I guess that’s about it. I hope I have a fun adventure tomorrow instead of staring death in the face. I’ve never seen a dead body quite like that before. My only other experience with dead bodies was in high school human anatomy class. We got to dissect human cadavers one evening but it didn’t seem real. We’d been working on cats all year and they had the faces covered so it was not exactly the same as seeing a person that you peripherally know being wheeled out of your favorite place. You want to know the weird thing? The only person who was upset by the dead bodies during that class was this big, jock, hip, black guy who claimed to be afraid of nothing.
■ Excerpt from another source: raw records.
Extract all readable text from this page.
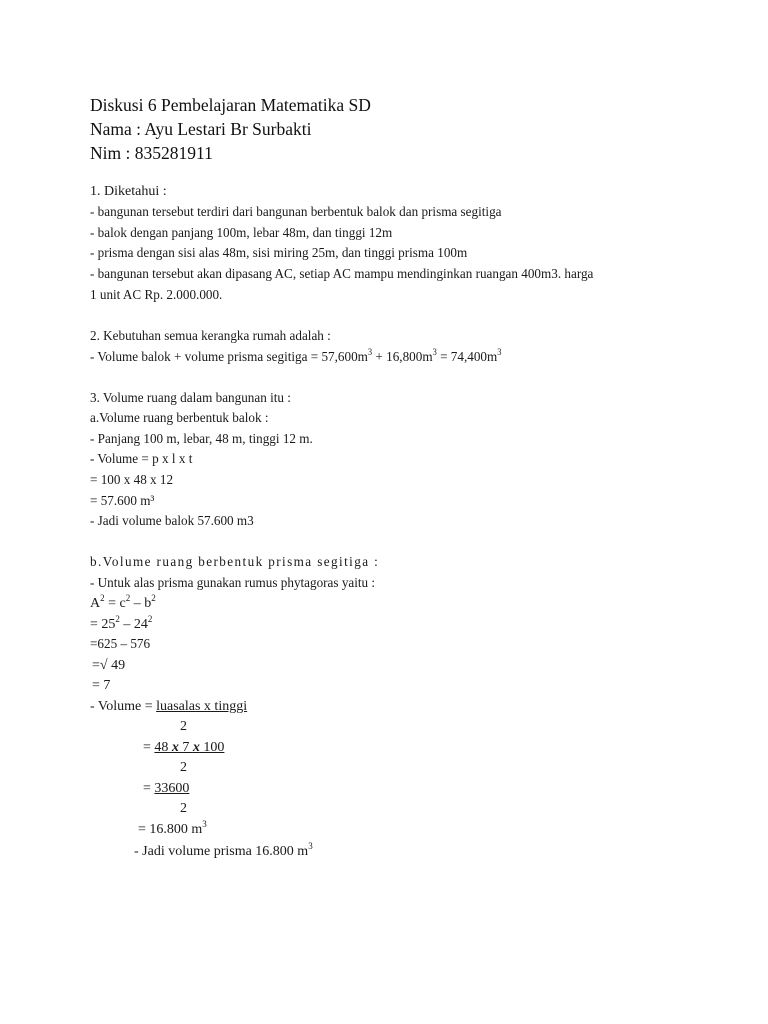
Diskusi 6 Pembelajaran Matematika SD
Nama : Ayu Lestari Br Surbakti
Nim : 835281911
1. Diketahui :
- bangunan tersebut terdiri dari bangunan berbentuk balok dan prisma segitiga
- balok dengan panjang 100m, lebar 48m, dan tinggi 12m
- prisma dengan sisi alas 48m, sisi miring 25m, dan tinggi prisma 100m
- bangunan tersebut akan dipasang AC, setiap AC mampu mendinginkan ruangan 400m3. harga
1 unit AC Rp. 2.000.000.
2. Kebutuhan semua kerangka rumah adalah :
- Volume balok + volume prisma segitiga = $57,600m^3 + 16,800m^3 = 74,400m^3$
3. Volume ruang dalam bangunan itu :
a.Volume ruang berbentuk balok :
- Panjang 100 m, lebar, 48 m, tinggi 12 m.
- Volume = p x l x t
= 100 x 48 x 12
= 57.600 m³
- Jadi volume balok 57.600 m3
b.Volume ruang berbentuk prisma segitiga :
- Untuk alas prisma gunakan rumus phytagoras yaitu :
$A^2 = c^2 - b^2$
= $25^2 - 24^2$
=625 – 576
=√ 49
= 7
- Volume = luasalas x tinggi
2
= 48 x 7 x 100
2
= 33600
2
= 16.800 $m^3$
- Jadi volume prisma 16.800 $m^3$
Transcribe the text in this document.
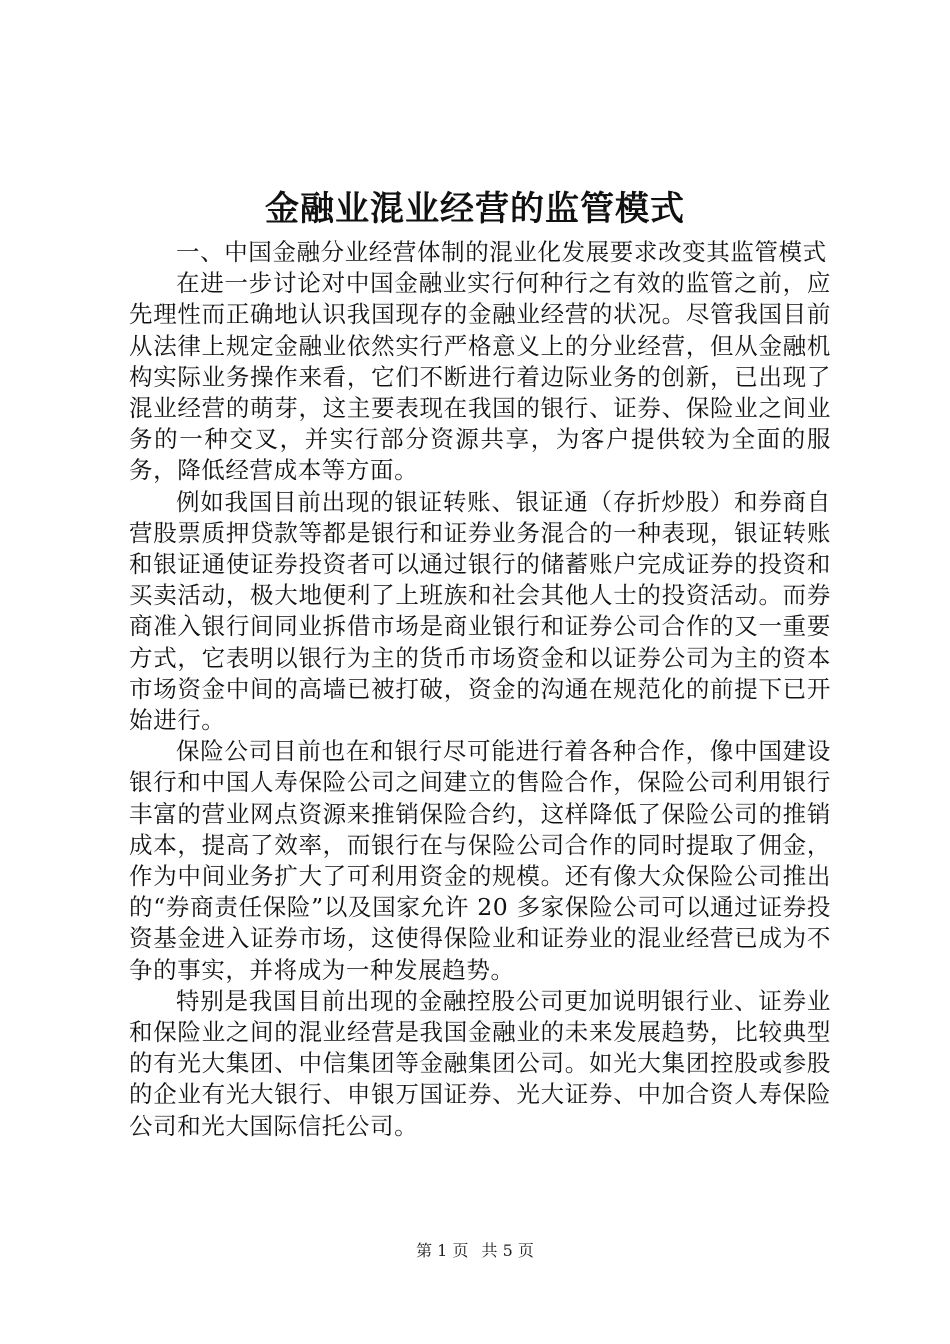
金融业混业经营的监管模式

一、中国金融分业经营体制的混业化发展要求改变其监管模式

在进一步讨论对中国金融业实行何种行之有效的监管之前，应先理性而正确地认识我国现存的金融业经营的状况。尽管我国目前从法律上规定金融业依然实行严格意义上的分业经营，但从金融机构实际业务操作来看，它们不断进行着边际业务的创新，已出现了混业经营的萌芽，这主要表现在我国的银行、证券、保险业之间业务的一种交叉，并实行部分资源共享，为客户提供较为全面的服务，降低经营成本等方面。

例如我国目前出现的银证转账、银证通（存折炒股）和券商自营股票质押贷款等都是银行和证券业务混合的一种表现，银证转账和银证通使证券投资者可以通过银行的储蓄账户完成证券的投资和买卖活动，极大地便利了上班族和社会其他人士的投资活动。而券商准入银行间同业拆借市场是商业银行和证券公司合作的又一重要方式，它表明以银行为主的货币市场资金和以证券公司为主的资本市场资金中间的高墙已被打破，资金的沟通在规范化的前提下已开始进行。

保险公司目前也在和银行尽可能进行着各种合作，像中国建设银行和中国人寿保险公司之间建立的售险合作，保险公司利用银行丰富的营业网点资源来推销保险合约，这样降低了保险公司的推销成本，提高了效率，而银行在与保险公司合作的同时提取了佣金，作为中间业务扩大了可利用资金的规模。还有像大众保险公司推出的“券商责任保险”以及国家允许 20 多家保险公司可以通过证券投资基金进入证券市场，这使得保险业和证券业的混业经营已成为不争的事实，并将成为一种发展趋势。

特别是我国目前出现的金融控股公司更加说明银行业、证券业和保险业之间的混业经营是我国金融业的未来发展趋势，比较典型的有光大集团、中信集团等金融集团公司。如光大集团控股或参股的企业有光大银行、申银万国证券、光大证券、中加合资人寿保险公司和光大国际信托公司。

第 1 页 共 5 页
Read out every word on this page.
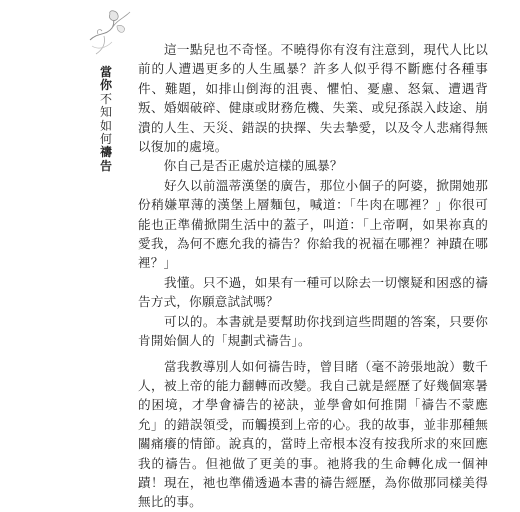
當
你
不
知
如
何
禱
告

　　這一點兒也不奇怪。不曉得你有沒有注意到，現代人比以前的人遭遇更多的人生風暴？許多人似乎得不斷應付各種事件、難題，如排山倒海的沮喪、懼怕、憂慮、怒氣、遭遇背叛、婚姻破碎、健康或財務危機、失業、或兒孫誤入歧途、崩潰的人生、天災、錯誤的抉擇、失去摯愛，以及令人悲痛得無以復加的處境。

　　你自己是否正處於這樣的風暴？

　　好久以前溫蒂漢堡的廣告，那位小個子的阿婆，掀開她那份稍嫌單薄的漢堡上層麵包，喊道：「牛肉在哪裡？」你很可能也正準備掀開生活中的蓋子，叫道：「上帝啊，如果祢真的愛我，為何不應允我的禱告？你給我的祝福在哪裡？神蹟在哪裡？」

　　我懂。只不過，如果有一種可以除去一切懷疑和困惑的禱告方式，你願意試試嗎？

　　可以的。本書就是要幫助你找到這些問題的答案，只要你肯開始個人的「規劃式禱告」。

　　當我教導別人如何禱告時，曾目睹（毫不誇張地說）數千人，被上帝的能力翻轉而改變。我自己就是經歷了好幾個寒暑的困境，才學會禱告的祕訣，並學會如何推開「禱告不蒙應允」的錯誤領受，而觸摸到上帝的心。我的故事，並非那種無關痛癢的情節。說真的，當時上帝根本沒有按我所求的來回應我的禱告。但祂做了更美的事。祂將我的生命轉化成一個神蹟！現在，祂也準備透過本書的禱告經歷，為你做那同樣美得無比的事。
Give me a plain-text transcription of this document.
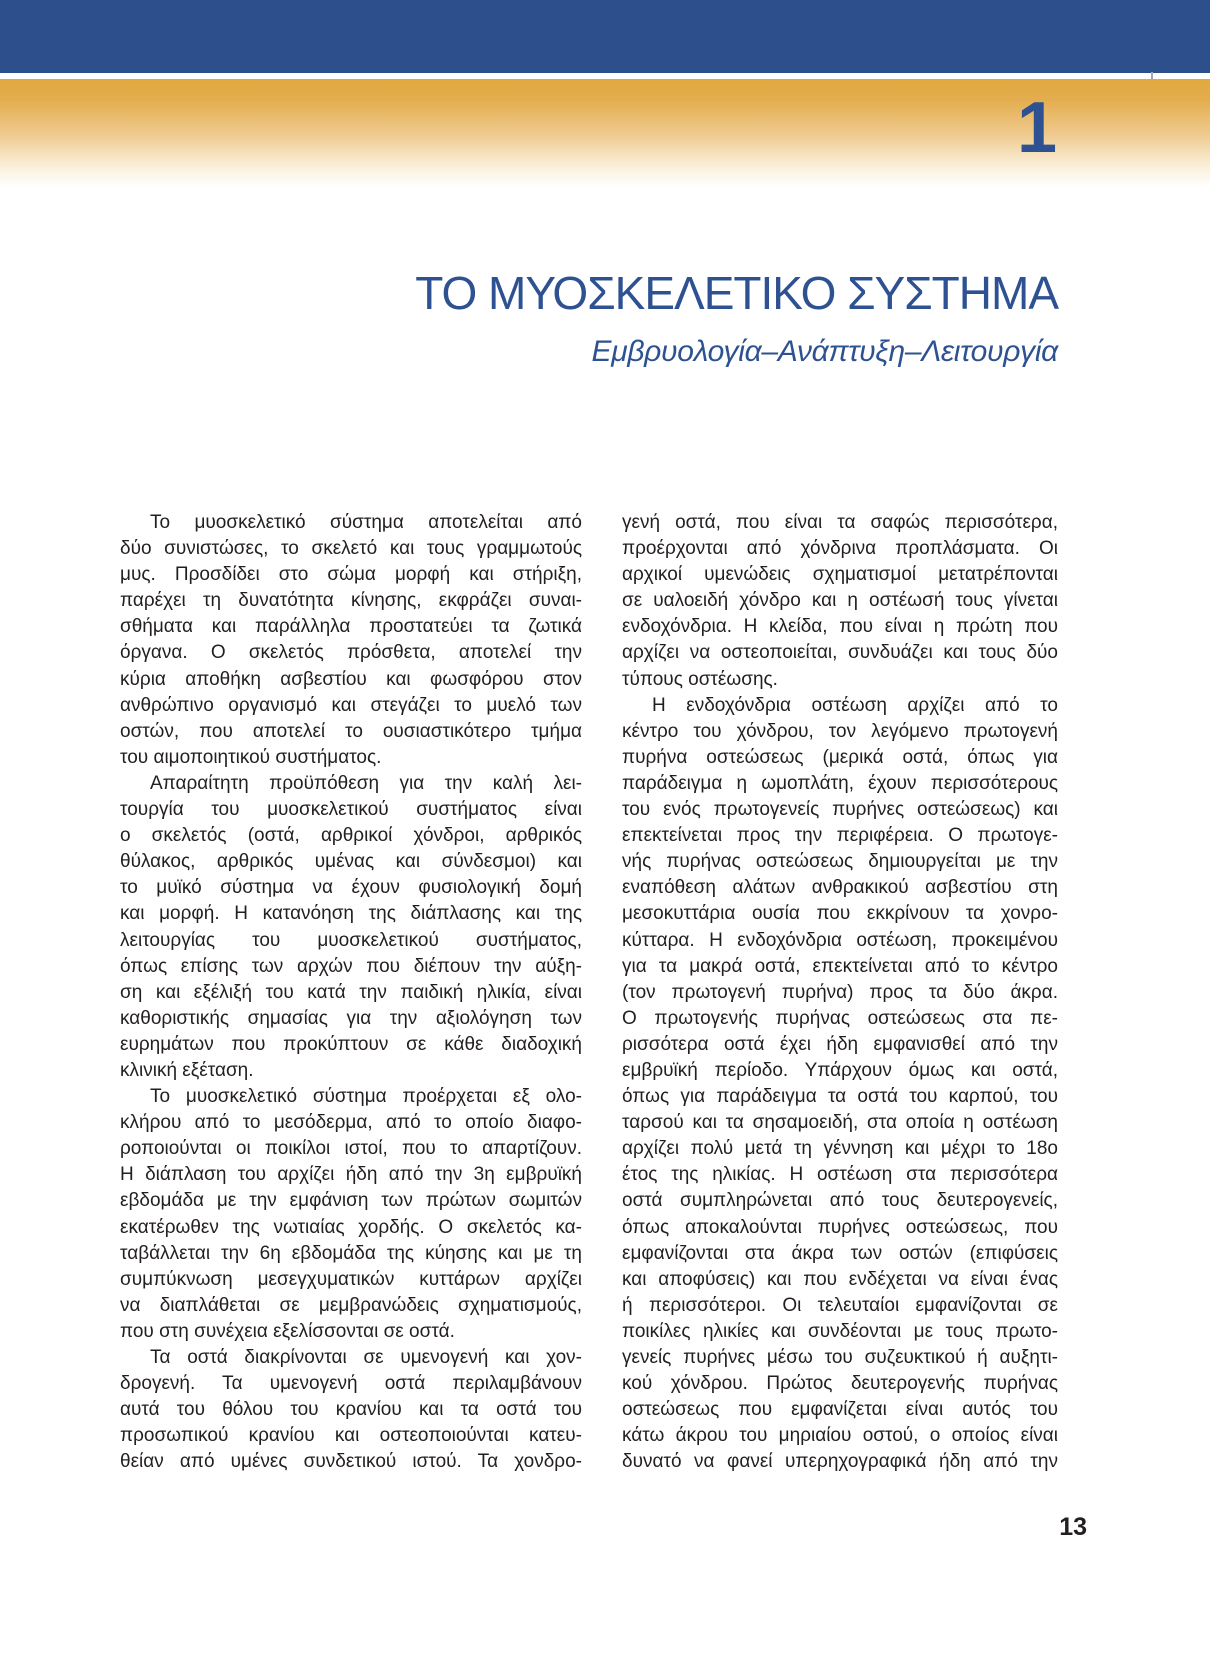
1
ΤΟ ΜΥΟΣΚΕΛΕΤΙΚΟ ΣΥΣΤΗΜΑ
Εμβρυολογία–Ανάπτυξη–Λειτουργία
Το μυοσκελετικό σύστημα αποτελείται από
δύο συνιστώσες, το σκελετό και τους γραμμωτούς
μυς. Προσδίδει στο σώμα μορφή και στήριξη,
παρέχει τη δυνατότητα κίνησης, εκφράζει συναι-
σθήματα και παράλληλα προστατεύει τα ζωτικά
όργανα. Ο σκελετός πρόσθετα, αποτελεί την
κύρια αποθήκη ασβεστίου και φωσφόρου στον
ανθρώπινο οργανισμό και στεγάζει το μυελό των
οστών, που αποτελεί το ουσιαστικότερο τμήμα
του αιμοποιητικού συστήματος.
Απαραίτητη προϋπόθεση για την καλή λει-
τουργία του μυοσκελετικού συστήματος είναι
ο σκελετός (οστά, αρθρικοί χόνδροι, αρθρικός
θύλακος, αρθρικός υμένας και σύνδεσμοι) και
το μυϊκό σύστημα να έχουν φυσιολογική δομή
και μορφή. Η κατανόηση της διάπλασης και της
λειτουργίας του μυοσκελετικού συστήματος,
όπως επίσης των αρχών που διέπουν την αύξη-
ση και εξέλιξή του κατά την παιδική ηλικία, είναι
καθοριστικής σημασίας για την αξιολόγηση των
ευρημάτων που προκύπτουν σε κάθε διαδοχική
κλινική εξέταση.
Το μυοσκελετικό σύστημα προέρχεται εξ ολο-
κλήρου από το μεσόδερμα, από το οποίο διαφο-
ροποιούνται οι ποικίλοι ιστοί, που το απαρτίζουν.
Η διάπλαση του αρχίζει ήδη από την 3η εμβρυϊκή
εβδομάδα με την εμφάνιση των πρώτων σωμιτών
εκατέρωθεν της νωτιαίας χορδής. Ο σκελετός κα-
ταβάλλεται την 6η εβδομάδα της κύησης και με τη
συμπύκνωση μεσεγχυματικών κυττάρων αρχίζει
να διαπλάθεται σε μεμβρανώδεις σχηματισμούς,
που στη συνέχεια εξελίσσονται σε οστά.
Τα οστά διακρίνονται σε υμενογενή και χον-
δρογενή. Τα υμενογενή οστά περιλαμβάνουν
αυτά του θόλου του κρανίου και τα οστά του
προσωπικού κρανίου και οστεοποιούνται κατευ-
θείαν από υμένες συνδετικού ιστού. Τα χονδρο-
γενή οστά, που είναι τα σαφώς περισσότερα,
προέρχονται από χόνδρινα προπλάσματα. Οι
αρχικοί υμενώδεις σχηματισμοί μετατρέπονται
σε υαλοειδή χόνδρο και η οστέωσή τους γίνεται
ενδοχόνδρια. Η κλείδα, που είναι η πρώτη που
αρχίζει να οστεοποιείται, συνδυάζει και τους δύο
τύπους οστέωσης.
Η ενδοχόνδρια οστέωση αρχίζει από το
κέντρο του χόνδρου, τον λεγόμενο πρωτογενή
πυρήνα οστεώσεως (μερικά οστά, όπως για
παράδειγμα η ωμοπλάτη, έχουν περισσότερους
του ενός πρωτογενείς πυρήνες οστεώσεως) και
επεκτείνεται προς την περιφέρεια. Ο πρωτογε-
νής πυρήνας οστεώσεως δημιουργείται με την
εναπόθεση αλάτων ανθρακικού ασβεστίου στη
μεσοκυττάρια ουσία που εκκρίνουν τα χονρο-
κύτταρα. Η ενδοχόνδρια οστέωση, προκειμένου
για τα μακρά οστά, επεκτείνεται από το κέντρο
(τον πρωτογενή πυρήνα) προς τα δύο άκρα.
Ο πρωτογενής πυρήνας οστεώσεως στα πε-
ρισσότερα οστά έχει ήδη εμφανισθεί από την
εμβρυϊκή περίοδο. Υπάρχουν όμως και οστά,
όπως για παράδειγμα τα οστά του καρπού, του
ταρσού και τα σησαμοειδή, στα οποία η οστέωση
αρχίζει πολύ μετά τη γέννηση και μέχρι το 18ο
έτος της ηλικίας. Η οστέωση στα περισσότερα
οστά συμπληρώνεται από τους δευτερογενείς,
όπως αποκαλούνται πυρήνες οστεώσεως, που
εμφανίζονται στα άκρα των οστών (επιφύσεις
και αποφύσεις) και που ενδέχεται να είναι ένας
ή περισσότεροι. Οι τελευταίοι εμφανίζονται σε
ποικίλες ηλικίες και συνδέονται με τους πρωτο-
γενείς πυρήνες μέσω του συζευκτικού ή αυξητι-
κού χόνδρου. Πρώτος δευτερογενής πυρήνας
οστεώσεως που εμφανίζεται είναι αυτός του
κάτω άκρου του μηριαίου οστού, ο οποίος είναι
δυνατό να φανεί υπερηχογραφικά ήδη από την
13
He went out and tossed his cookies several times. Poor boy. That had to be embarrassing.


2 Responses to “A Somber Adventure”

  1. lainey Says:

    Seeing someone die is a very difficult experience. A few years ago, I was the only person in my office and I noticed that the person in the next office had passed out or something and to make a long story short, he had had a heart attack and I had to call the paramedics, try and drag him out of his office chair (vey large man) with the help of one other man and attempt CPR which I don’t know at all. He ended up dying and I still wish that there had been more that I could have done. Like, if I had really known CPR maybe he wouldn’t have died. And I was also mad at myself for being really grossed out at the time. If it had been my dad, I would have wanted whoever found him to be kind and caring and not grossed out. Anyway, his family was really grateful to me for acting and not just assuming the guy was asleep at his desk, and they gave me a gardenia plant that I am bound and DETERMINED to keep alive no matter what.

    Way more than you wanted to know, I’m sure…your story just reminded me of my experience.

  2. Margie Says:

    Wow! I don’t know how I’d react. I think I’d freak if I found him, but just seeing the paramedics work on someone? I don’t know, It’s a very sobering moment, though. I’ve been to funerals before, but I think seeing someone in a natural place (like at a pool) and they are dead… it would shake me up!